Acontece com frequência que o Partido está em condições de resolver um problema por diferentes meios. E, se nesse caso, se produzem discussões, é apenas para se saber qual desses meios é o melhor, o mais eficaz, o mais econômico. Segundo o problema em discussão, essas divergências podem interessar a setores consideráveis do Partido, porém isso não quer dizer necessariamente que exista uma luta entre duas tendências de classe”.[1]
Muitas vezes, uma maioria de uma direção partidária que caracteriza qualquer dissidência de desvios “pequeno-burgueses”, considere-se “revolucionária e proletária e sempre com a linha correta”. Como ficou comum em organizações stalinistas, elas tendem a se transformar numa burocracia permanente, numa fração majoritária que ‘toma o poder’ dentro do Partido. Em geral, há interesses materiais nesse tipo de agrupamento, mas há também o que se chama de “pequeno poder”, principalmente no interior de organizações muito pequenas. É a conquista do prestígio e a tentação de preservá-lo ad eternum, seja como for possível.

Esse “pequeno poder” é bem real, pois tende a alinhar ao seu redor os bajuladores desejosos de participar desse círculo. Dentro de tal corte, é muito comum que surjam os ataques mais raivosos contra todos aqueles que discrepam da linha oficial, com o objetivo de afastá-los do Partido. Isso é feito, muitas vezes, através da “auto exclusão”, ou seja, o(s) que está (ão) em minoria acaba (m) por se afastar “voluntariamente” da organização.
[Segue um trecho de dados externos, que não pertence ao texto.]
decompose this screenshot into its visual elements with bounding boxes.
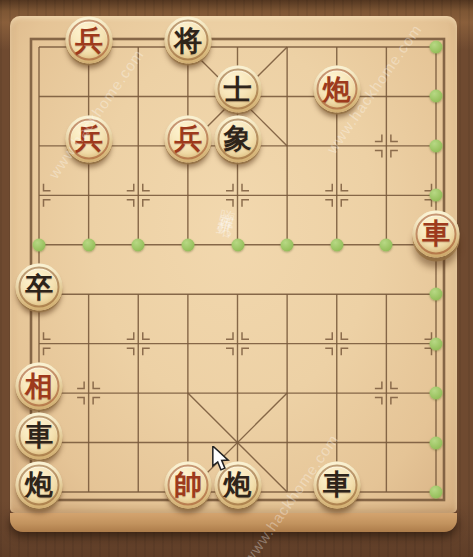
black-chariot[interactable]: 車 (313, 461, 360, 508)
black-soldier-glyph: 卒 (16, 264, 63, 311)
black-elephant[interactable]: 象 (214, 115, 261, 162)
move-hint-dot[interactable] (430, 288, 443, 301)
red-chariot-selected[interactable]: 車 (413, 210, 460, 257)
move-hint-dot[interactable] (430, 139, 443, 152)
move-hint-dot[interactable] (181, 238, 194, 251)
red-chariot-glyph: 車 (413, 210, 460, 257)
move-hint-dot[interactable] (430, 90, 443, 103)
black-chariot-glyph: 車 (16, 412, 63, 459)
red-soldier-glyph: 兵 (65, 115, 112, 162)
black-advisor-glyph: 士 (214, 66, 261, 113)
red-soldier-glyph: 兵 (65, 17, 112, 64)
move-hint-dot[interactable] (231, 238, 244, 251)
black-cannon-glyph: 炮 (16, 461, 63, 508)
black-general-glyph: 将 (164, 17, 211, 64)
move-hint-dot[interactable] (430, 189, 443, 202)
move-hint-dot[interactable] (380, 238, 393, 251)
red-elephant[interactable]: 相 (16, 363, 63, 410)
move-hint-dot[interactable] (430, 436, 443, 449)
move-hint-dot[interactable] (430, 41, 443, 54)
move-hint-dot[interactable] (281, 238, 294, 251)
move-hint-dot[interactable] (430, 387, 443, 400)
red-general[interactable]: 帥 (164, 461, 211, 508)
red-cannon-glyph: 炮 (313, 66, 360, 113)
board-front-edge (10, 513, 457, 532)
red-general-glyph: 帥 (164, 461, 211, 508)
red-soldier[interactable]: 兵 (65, 115, 112, 162)
black-cannon[interactable]: 炮 (16, 461, 63, 508)
black-chariot[interactable]: 車 (16, 412, 63, 459)
black-cannon-glyph: 炮 (214, 461, 261, 508)
move-hint-dot[interactable] (430, 337, 443, 350)
black-chariot-glyph: 車 (313, 461, 360, 508)
black-elephant-glyph: 象 (214, 115, 261, 162)
black-advisor[interactable]: 士 (214, 66, 261, 113)
move-hint-dot[interactable] (132, 238, 145, 251)
black-general[interactable]: 将 (164, 17, 211, 64)
black-soldier[interactable]: 卒 (16, 264, 63, 311)
red-elephant-glyph: 相 (16, 363, 63, 410)
red-soldier[interactable]: 兵 (164, 115, 211, 162)
red-cannon[interactable]: 炮 (313, 66, 360, 113)
move-hint-dot[interactable] (82, 238, 95, 251)
xiangqi-game-screen: www.hackhome.com www.hackhome.com www.ha… (0, 0, 473, 557)
move-hint-dot[interactable] (33, 238, 46, 251)
red-soldier[interactable]: 兵 (65, 17, 112, 64)
red-soldier-glyph: 兵 (164, 115, 211, 162)
black-cannon[interactable]: 炮 (214, 461, 261, 508)
move-hint-dot[interactable] (430, 485, 443, 498)
move-hint-dot[interactable] (330, 238, 343, 251)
Assim se referia Trotsky sobre o poder da burocracia stalinista:
“Todo desvio pode, no curso de seu desenvolvimento, se converter na expressão dos interesses de uma classe hostil ou semi-hostil ao proletariado. Dito isto, o burocratismo é um desvio, e um desvio nada saudável; esperamos que esta afirmação não seja polemica. No momento que isso ocorre, ela ameaça desviar o partido de sua linha justa, de sua linha de classe; é aí que reside o perigo. Porém (e esse é um fato muito instrutivo e também um dos mais alarmantes) os que afirmam com maior nitidez, com maior insistência, e até brutalmente, que toda divergência de critérios, todo grupo de opinião, ainda que seja temporário,são uma expressão dos interesses das classes inimigas do proletariado, não querem aplicar esse critério à burocracia”.[2]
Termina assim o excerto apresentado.